“Simple” Doesn’t Mean “Easy”

I’m not sure what the hardest thing I’ve ever done is, but I could make a good case for weightlifting.

I can still remember my first failed squat set. It was my first time attempting 215 and the plan was to do three sets of five reps. The first set was difficult, but I got it done. On the second set, the second rep felt way heavier than a second rep should feel. The third rep felt as heavy as a typical final rep. The fourth rep was an uncomfortable grind. The fifth rep… never really happened.

I squatted down, tried to come back up, felt like I was pushing against a brick wall, and went back down to put the bar on the safety pins.

My coach, Adam, was not impressed.

“What happened on the last rep?” he asked me.

“I just couldn’t do it” I replied.

“How do you know you couldn’t do it?” he responded. “You didn’t even try. the bar was still going up at the exact instant you decided to reverse course and put it down.”

We came up with a plan to get me to give more effort than I knew I was capable of giving. If I got stuck on a lift, Adam would start counting out loud. Unless I felt pain or the bar started moving down as I was pushing up, I wasn’t allowed to abort the rep until he reached five Mississippi.

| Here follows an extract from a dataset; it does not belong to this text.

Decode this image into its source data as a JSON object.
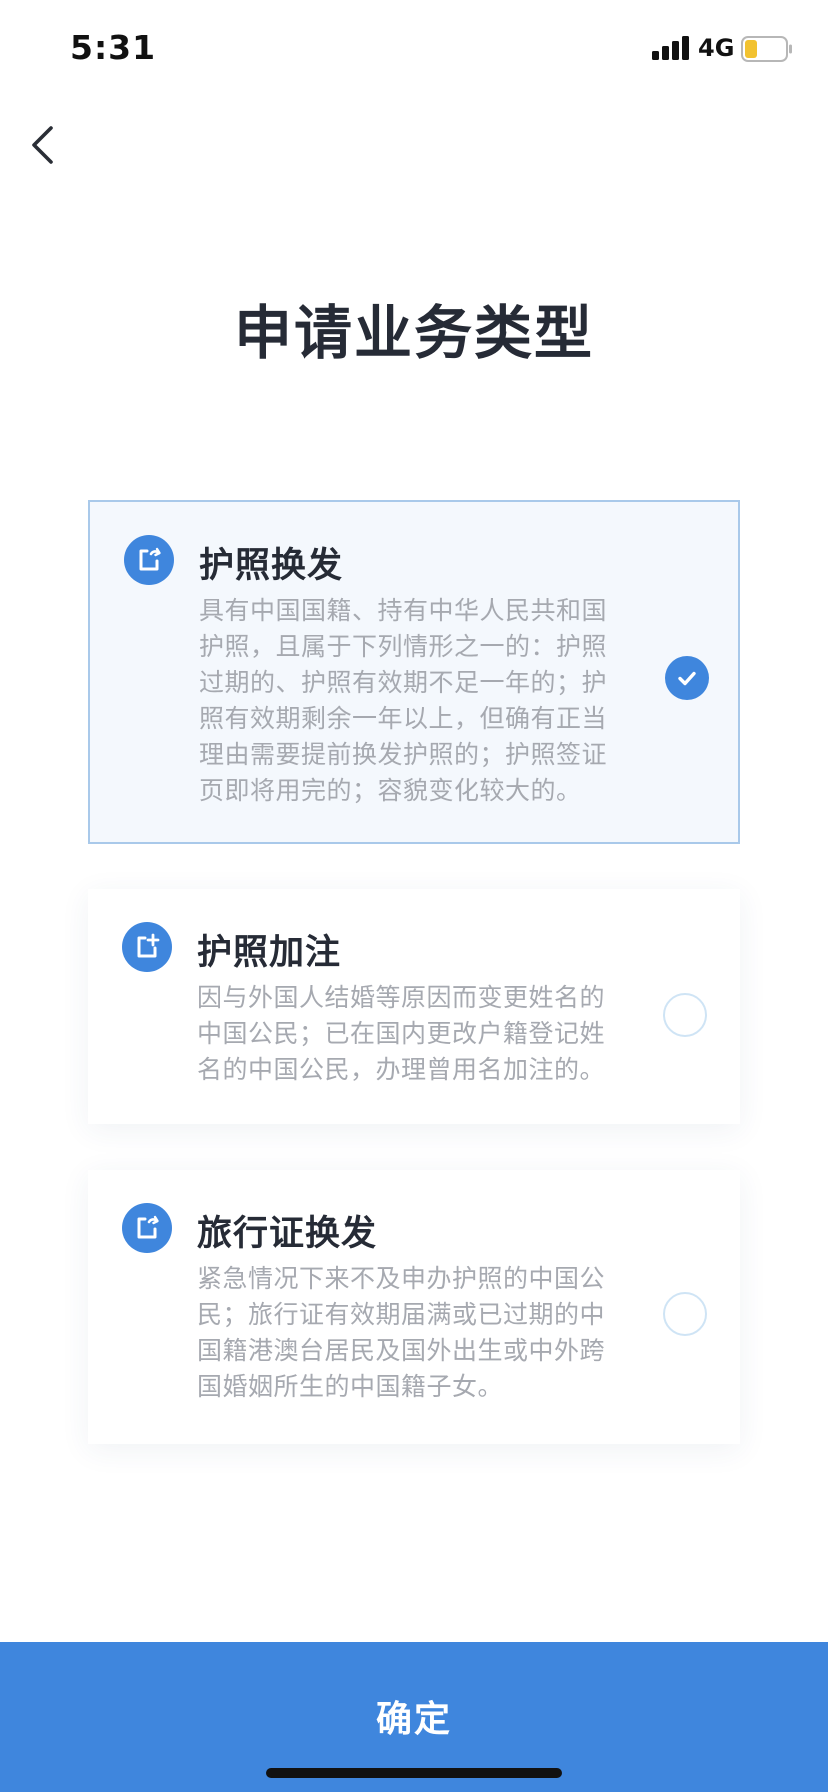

Next week I attempted 215 again… and got stuck again. This time Adam started counting. One Mississippi…he must be crazy, there’s no way I’m completing this rep. I’m not even sure I can keep the bar up until he reaches five. Two Mississippi…okay, push harder, push! Three Mississippi…I can’t believe how uncomfortable this is, there’s no way I’m going to make it. Four Mississippi…wait a second, is the bar going up? Five Mississippi…I did it, I can’t believe I did it.

Putting that bar on the rack was one of the most satisfying moments imaginable.

Simple, Not Easy

The fifth rep of a squat set is about as simple as it gets: Lower the bar down, lift it back up. In fact, it’s the exact same process you just completed successfully four times in a row.

It may be simple, but it isn’t easy.

There are physical and psychological barriers that make the fifth rep far more difficult than all the ones that came before it. Your muscles are tired and uncomfortable, your brain wants you to give up. To be successful, you need to beat the combined forces of gravity and your own self-imposed limitations.

Down and back up. A simple concept that’s difficult to execute.

Personal finance can be similar. One of the core contentions of this sight is that the core principles can be broken down in less than 10 words: Spend less than you earn and invest the difference. The problem is, these principles can be difficult to carry out in practice, both due to the physical limitations of our situation as well as our own psychology.

It’s simple to understand that housing is your biggest expense, but its difficult to keep that line item on your budget under control. Living below your means when it comes to housing is the best path towards a balanced budget, but most people want to buy every bit as much house as they can afford. Or worse, they buy more than they can afford and pass the bill to their future selves in the form of a bloated mortgage.

Making more money can be very simple as well, but it’s not easy. Any attempt to make more money, whether it’s landing a promotion, starting a side hustle, or launching a startup, will initially be beset with failures and setbacks.

Investing can be complex, but it can also be incredibly simple. Of course, parting with money that you could spend today to improve an as of right now hypothetical future is no easy task.

Voluntary Hardship

We live in a day and age where life is far too easy. We are insulated from the elements, fed more than we could ever need, moved about by combustion engines, and use glowing rectangles as our primary modes of entertainment.

We think that a good life is a life of ease, but what if we’re wrong? What if the good life is strenuous and effortful?

Not only do the benefits of health, wealth, and wisdom accrue to those who take the difficult path of pursuing them, but it’s entirely possible that the challenges overcome along the way are a major part of what makes life worth living in the first place.

The first time I completed a rep that took a full five seconds I felt alive.

What does it say about the state of my life that I don’t feel that every day?

This site exists to make the principles of personal finance as simple as possible so that you can build wealth, gain freedom, and solve your money problems. While I can do my best to make things simple, I can’t make anything easy.

If it were easy, everyone would be a billionaires with perfect abs.* How far you go in life is going to depend on your capacity for tackling voluntary hardship. Simple and difficult is the sweet spot.

* h/t to Derek Sivers for the phrase “billionaires with perfect abs.” The actual quote, from pg. 185 of Tim Ferriss’s Tools of Titans is: “If [more] information was the answer, then we’d all be billionaires with perfect abs.”